Marian - of or relating to the the Virgin Mary.
You are right in saying that she was originally paired with Friar Tuck in the May Games. The chaste Maid Marian on the one hand and Friar Tuck, the Lord of Misrule, on the other. Something to do good being countered with bad, positives and negatives, etc.
Have you read 'Robin Hood and the Potter.' Robin flirts outrageously with the sheriff of Nottingham's wife in that ballad. No thought for his Maid Marian there then.

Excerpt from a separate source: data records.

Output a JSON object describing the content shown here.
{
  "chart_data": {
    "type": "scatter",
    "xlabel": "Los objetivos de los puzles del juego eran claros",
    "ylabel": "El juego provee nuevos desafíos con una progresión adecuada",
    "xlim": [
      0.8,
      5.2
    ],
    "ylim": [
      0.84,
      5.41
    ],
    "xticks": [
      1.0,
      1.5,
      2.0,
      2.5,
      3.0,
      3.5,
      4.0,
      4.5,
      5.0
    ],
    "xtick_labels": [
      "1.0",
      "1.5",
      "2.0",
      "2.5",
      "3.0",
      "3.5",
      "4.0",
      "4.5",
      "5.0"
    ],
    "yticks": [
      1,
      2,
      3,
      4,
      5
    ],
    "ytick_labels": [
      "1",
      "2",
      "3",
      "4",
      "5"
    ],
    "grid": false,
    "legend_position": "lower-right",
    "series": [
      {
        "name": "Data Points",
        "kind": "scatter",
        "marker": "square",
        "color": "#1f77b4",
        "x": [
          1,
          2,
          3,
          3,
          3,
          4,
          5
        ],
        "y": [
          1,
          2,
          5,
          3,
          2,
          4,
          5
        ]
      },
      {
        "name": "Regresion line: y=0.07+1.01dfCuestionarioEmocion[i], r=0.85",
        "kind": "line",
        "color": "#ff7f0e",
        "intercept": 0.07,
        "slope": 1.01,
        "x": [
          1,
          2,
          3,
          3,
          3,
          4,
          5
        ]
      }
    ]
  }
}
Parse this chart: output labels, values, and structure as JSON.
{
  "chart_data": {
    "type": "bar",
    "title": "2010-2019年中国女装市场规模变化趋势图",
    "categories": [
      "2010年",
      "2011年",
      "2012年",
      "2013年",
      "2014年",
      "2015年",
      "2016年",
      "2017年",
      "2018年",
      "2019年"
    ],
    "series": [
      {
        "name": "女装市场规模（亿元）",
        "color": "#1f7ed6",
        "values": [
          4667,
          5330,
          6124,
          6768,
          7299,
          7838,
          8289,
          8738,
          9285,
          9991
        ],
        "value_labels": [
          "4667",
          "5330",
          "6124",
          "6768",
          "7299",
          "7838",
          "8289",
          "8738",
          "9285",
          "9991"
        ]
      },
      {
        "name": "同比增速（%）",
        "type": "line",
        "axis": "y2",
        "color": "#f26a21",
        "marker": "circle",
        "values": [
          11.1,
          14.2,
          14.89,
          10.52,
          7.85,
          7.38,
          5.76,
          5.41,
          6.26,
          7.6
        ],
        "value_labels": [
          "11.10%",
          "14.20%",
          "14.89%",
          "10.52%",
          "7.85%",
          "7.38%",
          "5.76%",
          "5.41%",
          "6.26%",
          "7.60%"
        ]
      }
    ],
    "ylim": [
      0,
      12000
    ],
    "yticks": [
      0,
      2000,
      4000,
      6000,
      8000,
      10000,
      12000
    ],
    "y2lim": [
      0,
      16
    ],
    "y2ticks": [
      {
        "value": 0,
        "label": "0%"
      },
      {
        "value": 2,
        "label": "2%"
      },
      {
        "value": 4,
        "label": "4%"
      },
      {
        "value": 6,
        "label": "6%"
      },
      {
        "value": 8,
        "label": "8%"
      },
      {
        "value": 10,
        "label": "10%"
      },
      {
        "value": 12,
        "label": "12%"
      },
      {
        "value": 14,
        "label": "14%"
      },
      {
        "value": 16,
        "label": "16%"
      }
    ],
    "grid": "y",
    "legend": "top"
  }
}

I really don't think you can get that from the context of the lines I quoted. The name Marian itself may very well relate to the Virgin Mary and Marian
herself may have been a stand in for the Virgin in the later tradition, but that doesn't make them one and the same in the ballad. In any case, Robin's
devotion to Mary has more to do with the Cult of Mary during the Middle Ages than with courtly love. Whether courtly love came along after the Cult of Mary,
either as a development or in opposition to it, I don't really know. I'll leave that to the theologians and/or historians on the board. It's a
complex subject, I'm sure.
Robin does seem to be flirting with the Sheriff's wife in Robin Hood and the Potter. This could be the cause of
Robin's problems with the Sheriff. I wonder if this ballad has ever been written up or included in a movie or TV series? I vaguely remember an episode from
the Richard Greene series where he's posing as a potter or butcher and stealing kisses from his lady customers. Regardless, the ballad is highly
entertaining. Oh and there's also a reference to "Our Lady" in the 3rd stanza.